A friend sent me a letter that he received recently from Wake Forest University, where his son is a sophomore. Actually, it came from the Law School, which was “excited to announce” a “Pre-Law Program for Undergraduates.” Last summer, the school offered a single course, “Legal Theory, Practice, and Communication.” It was such a hit that the school has now added a second summer prelaw class, “Advocacy, Debate, and the Law.”

Noble motives

The letter outlines a laudable premise: “The primary purpose of this Program is to show undergraduates what law school is like. Some college students in the past have applied to law school simply because they could not decide what else to do after graduation.”

So far, so good. The letter then acknowledges that law school “is now far too expensive to engage in a ‘test drive’ for a whole year. This Program gives  college students a realistic view of law student life and educates them about the career opportunities of lawyers.”

Again, so far, so good.

A worthy endeavor

Adequately informing undergraduates tracking themselves to law school is a vitally important educational mission that is long overdue. Colleges and universities have largely refrained from efforts to penetrate the confirmation bias of young people who think they’ll lead lives depicted in Law & Order, The Good Wife, and Suits. A legal career can be personally and professionally rewarding, but it’s not for everyone.

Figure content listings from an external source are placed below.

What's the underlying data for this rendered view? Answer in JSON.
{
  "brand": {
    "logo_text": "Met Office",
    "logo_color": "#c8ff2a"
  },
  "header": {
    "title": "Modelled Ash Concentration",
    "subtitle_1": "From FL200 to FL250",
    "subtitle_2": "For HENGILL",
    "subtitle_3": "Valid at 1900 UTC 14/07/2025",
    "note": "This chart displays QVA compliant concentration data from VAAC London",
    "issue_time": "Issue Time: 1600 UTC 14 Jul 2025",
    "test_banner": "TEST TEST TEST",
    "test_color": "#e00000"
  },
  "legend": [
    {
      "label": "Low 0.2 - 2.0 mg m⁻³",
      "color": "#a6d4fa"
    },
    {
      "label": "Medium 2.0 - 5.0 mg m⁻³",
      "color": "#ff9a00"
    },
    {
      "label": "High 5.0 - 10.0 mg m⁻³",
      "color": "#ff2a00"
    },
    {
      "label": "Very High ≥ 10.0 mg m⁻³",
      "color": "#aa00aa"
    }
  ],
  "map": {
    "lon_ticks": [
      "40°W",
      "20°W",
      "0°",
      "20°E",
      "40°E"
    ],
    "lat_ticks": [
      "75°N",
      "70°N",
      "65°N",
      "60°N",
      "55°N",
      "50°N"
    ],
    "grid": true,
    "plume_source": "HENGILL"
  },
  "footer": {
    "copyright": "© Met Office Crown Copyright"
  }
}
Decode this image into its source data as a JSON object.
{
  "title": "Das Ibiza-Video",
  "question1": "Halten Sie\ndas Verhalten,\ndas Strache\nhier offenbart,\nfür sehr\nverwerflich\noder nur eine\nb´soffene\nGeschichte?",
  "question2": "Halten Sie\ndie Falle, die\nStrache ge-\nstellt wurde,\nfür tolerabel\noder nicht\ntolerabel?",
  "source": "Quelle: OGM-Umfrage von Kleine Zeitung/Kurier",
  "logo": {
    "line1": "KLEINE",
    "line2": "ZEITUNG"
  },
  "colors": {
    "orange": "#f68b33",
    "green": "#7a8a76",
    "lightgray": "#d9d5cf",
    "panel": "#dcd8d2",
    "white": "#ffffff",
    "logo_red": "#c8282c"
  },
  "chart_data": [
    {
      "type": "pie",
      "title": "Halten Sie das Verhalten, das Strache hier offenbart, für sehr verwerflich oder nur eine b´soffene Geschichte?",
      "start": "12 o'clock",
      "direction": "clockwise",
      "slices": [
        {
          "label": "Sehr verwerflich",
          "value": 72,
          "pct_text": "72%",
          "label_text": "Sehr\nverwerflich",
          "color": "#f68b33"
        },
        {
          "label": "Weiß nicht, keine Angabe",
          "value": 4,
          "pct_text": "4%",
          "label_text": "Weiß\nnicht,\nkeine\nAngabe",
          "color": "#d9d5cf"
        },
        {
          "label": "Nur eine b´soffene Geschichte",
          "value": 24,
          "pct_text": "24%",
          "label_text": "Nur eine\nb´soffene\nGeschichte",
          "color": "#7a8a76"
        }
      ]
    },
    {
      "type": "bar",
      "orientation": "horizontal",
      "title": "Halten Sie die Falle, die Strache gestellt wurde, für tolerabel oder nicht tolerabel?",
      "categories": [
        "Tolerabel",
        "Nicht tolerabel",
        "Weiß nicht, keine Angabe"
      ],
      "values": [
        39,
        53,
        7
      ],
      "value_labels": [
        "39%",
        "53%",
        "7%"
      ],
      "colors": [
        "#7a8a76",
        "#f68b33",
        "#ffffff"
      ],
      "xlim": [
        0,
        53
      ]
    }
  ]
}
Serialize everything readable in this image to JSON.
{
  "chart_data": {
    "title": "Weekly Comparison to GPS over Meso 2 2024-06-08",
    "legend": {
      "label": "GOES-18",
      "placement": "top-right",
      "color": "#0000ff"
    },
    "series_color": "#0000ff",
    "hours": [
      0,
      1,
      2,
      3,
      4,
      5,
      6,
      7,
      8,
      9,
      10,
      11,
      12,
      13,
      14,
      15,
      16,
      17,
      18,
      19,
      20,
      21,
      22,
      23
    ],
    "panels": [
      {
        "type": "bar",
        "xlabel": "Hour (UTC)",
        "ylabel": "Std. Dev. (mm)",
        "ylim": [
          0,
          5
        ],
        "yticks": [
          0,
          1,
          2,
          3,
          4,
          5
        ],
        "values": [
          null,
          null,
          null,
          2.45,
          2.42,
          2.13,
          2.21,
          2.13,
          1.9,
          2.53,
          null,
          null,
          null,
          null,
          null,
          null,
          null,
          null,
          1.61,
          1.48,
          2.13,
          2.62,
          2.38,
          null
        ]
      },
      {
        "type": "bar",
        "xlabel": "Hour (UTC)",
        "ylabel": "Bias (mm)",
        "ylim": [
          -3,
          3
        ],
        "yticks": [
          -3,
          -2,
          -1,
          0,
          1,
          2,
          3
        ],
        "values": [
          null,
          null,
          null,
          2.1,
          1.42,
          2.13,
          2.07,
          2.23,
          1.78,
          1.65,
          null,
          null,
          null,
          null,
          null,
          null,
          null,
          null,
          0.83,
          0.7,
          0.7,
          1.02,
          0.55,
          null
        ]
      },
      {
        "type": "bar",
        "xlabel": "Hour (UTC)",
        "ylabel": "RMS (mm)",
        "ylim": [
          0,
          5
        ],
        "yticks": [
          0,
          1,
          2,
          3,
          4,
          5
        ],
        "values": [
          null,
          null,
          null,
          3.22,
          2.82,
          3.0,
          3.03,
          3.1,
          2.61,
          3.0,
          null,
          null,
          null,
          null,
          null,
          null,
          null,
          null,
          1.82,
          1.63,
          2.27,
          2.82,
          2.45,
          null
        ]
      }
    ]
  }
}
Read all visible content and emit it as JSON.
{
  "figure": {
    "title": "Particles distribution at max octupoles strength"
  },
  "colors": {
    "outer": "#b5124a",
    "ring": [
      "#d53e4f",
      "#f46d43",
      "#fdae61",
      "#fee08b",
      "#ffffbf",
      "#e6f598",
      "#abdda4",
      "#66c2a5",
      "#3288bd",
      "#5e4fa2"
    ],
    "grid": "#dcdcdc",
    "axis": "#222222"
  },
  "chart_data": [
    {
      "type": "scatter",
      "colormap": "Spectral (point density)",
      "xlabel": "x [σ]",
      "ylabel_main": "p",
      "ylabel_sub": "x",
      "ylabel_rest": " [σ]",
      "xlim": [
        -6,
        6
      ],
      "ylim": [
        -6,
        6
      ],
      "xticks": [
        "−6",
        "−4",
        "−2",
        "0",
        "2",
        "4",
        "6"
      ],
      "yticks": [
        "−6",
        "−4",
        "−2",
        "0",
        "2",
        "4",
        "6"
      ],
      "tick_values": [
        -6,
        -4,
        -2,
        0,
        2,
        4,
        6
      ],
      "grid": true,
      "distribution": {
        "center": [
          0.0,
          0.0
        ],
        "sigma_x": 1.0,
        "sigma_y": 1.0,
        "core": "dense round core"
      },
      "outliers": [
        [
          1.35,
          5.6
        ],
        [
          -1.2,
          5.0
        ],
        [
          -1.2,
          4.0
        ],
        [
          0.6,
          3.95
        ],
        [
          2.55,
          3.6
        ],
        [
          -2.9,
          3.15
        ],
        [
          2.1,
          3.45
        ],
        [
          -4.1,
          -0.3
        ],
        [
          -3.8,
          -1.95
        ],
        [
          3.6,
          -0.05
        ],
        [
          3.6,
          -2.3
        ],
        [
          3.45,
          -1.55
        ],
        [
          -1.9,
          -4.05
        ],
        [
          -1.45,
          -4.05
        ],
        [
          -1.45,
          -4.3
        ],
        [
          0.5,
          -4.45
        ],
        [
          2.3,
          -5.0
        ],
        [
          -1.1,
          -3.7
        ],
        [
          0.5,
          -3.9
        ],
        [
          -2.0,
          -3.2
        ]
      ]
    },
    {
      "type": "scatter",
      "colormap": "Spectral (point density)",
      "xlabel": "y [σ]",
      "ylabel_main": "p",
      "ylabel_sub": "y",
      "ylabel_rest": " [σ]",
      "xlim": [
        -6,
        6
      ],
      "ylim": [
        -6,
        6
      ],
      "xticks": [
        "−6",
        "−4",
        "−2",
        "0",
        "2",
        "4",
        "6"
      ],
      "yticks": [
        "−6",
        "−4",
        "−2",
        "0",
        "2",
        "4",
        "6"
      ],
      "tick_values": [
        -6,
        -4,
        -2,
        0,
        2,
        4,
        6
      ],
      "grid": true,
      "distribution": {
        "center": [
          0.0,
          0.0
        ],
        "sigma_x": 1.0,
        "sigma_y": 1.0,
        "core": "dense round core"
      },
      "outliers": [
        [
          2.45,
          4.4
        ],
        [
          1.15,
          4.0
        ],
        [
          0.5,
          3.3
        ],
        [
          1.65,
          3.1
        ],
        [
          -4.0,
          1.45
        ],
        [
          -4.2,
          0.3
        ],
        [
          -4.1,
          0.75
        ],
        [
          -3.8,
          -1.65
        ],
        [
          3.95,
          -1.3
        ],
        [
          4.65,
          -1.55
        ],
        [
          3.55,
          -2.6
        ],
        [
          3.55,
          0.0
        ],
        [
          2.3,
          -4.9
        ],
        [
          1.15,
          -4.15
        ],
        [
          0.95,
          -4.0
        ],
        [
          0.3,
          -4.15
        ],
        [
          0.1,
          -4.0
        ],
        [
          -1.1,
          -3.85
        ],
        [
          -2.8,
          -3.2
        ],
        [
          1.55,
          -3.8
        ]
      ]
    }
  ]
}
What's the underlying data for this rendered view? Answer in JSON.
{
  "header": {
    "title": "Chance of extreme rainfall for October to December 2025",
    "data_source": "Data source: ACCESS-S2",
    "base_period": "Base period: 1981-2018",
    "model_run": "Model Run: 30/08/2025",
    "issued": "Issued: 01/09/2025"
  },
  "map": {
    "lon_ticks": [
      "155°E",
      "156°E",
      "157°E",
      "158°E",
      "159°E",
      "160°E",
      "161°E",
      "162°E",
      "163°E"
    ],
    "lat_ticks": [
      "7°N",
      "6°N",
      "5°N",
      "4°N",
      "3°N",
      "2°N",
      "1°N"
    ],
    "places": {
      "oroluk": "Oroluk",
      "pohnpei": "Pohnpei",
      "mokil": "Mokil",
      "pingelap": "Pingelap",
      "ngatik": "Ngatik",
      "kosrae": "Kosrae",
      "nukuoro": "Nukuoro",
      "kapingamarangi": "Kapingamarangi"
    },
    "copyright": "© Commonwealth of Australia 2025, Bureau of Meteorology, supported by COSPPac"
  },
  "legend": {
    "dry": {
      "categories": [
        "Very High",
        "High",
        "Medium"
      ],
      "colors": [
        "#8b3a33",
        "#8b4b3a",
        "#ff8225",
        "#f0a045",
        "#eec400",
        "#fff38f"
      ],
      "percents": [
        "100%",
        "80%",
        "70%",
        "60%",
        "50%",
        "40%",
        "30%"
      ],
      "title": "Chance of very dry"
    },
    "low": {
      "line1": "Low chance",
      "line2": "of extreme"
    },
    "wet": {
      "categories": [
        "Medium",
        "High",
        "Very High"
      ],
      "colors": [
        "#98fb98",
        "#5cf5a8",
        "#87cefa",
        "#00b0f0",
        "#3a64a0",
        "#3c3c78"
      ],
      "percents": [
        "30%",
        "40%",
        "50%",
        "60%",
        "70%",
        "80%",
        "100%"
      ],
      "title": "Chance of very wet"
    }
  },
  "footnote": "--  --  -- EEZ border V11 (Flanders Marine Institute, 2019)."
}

Wake Forest boasts that its program “gives college students a realistic view of law student life and educates them about the career opportunities of lawyers.” It’s nice to give undergraduates a taste of the Socratic method so it doesn’t upend them in law school. But other aspects are far more important.

Does the program include data on new graduates’ dismal job opportunities? For example, nine months after graduation, only 56 percent of the Wake Forest Law School class of 2011 secured full-time, long-term jobs requiring a legal degree — the same as the overall average for all law schools.

Likewise, does Wake Forest’s prelaw program cover the staggering six-figure debt that now burdens the vast majority of new attorneys generally, whose median starting salaries have fallen to $60,000? Does it discuss the widespread career dissatisfaction among practicing attorneys? Let’s hope so.

Troublesome turns

Assuming Wake Forest has, indeed, included these and other essential elements of a truly valuable prelaw curriculum, other aspects of the program suggest competing agendas at work.

Why does Wake Forest offer its prelaw program only in the summer — at a cost of $3,240 per course? (“An interested student would receive maximum benefit from enrolling in both courses,” the letter notes.) Why not offer a course that provides meaningful insights into law school and the profession during the regular academic year? And don’t tell me that professorial teaching loads have become too burdensome.

Another item gave me pause. The press release announcing the Wake Forest program included this enticing remark from the law professor who co-teaches the classes: “Since we will have gotten to know the students, we will also gladly write letters of recommendation about the student’s ability to do law school work.”

His colleague added this: “In fact, we are very excited that one of our students, who applied to law school this year with our help, was accepted at several top-ranked law schools.”

Those comments don’t neutralize student confirmation bias; they reinforce it.

Closing the deal

And then there’s this: The law school admissions office “will waive the $60.00 application fee for any student who attended the summer Program this year who later applies to Wake Forest Law School.” More applications — even from unqualified students — lower a school’s acceptance rate and thereby raise its U.S. News ranking.

But that’s not all. Again, directly from the press release: “[I]f that student is admitted and enrolls at Wake Forest law school, the student will receive a tuition credit for the first year equal to the amount spent for tuition in attending the summer program. That’s right—you could get the law school to pay you back for the money spent on tuition this year for the Summer Pre-Law Program!”

Here are the only words missing from the pitch: Act now while supplies last!

Something is amiss when the lines used to sell a prelaw education read like a late-night infomercial for steak knives.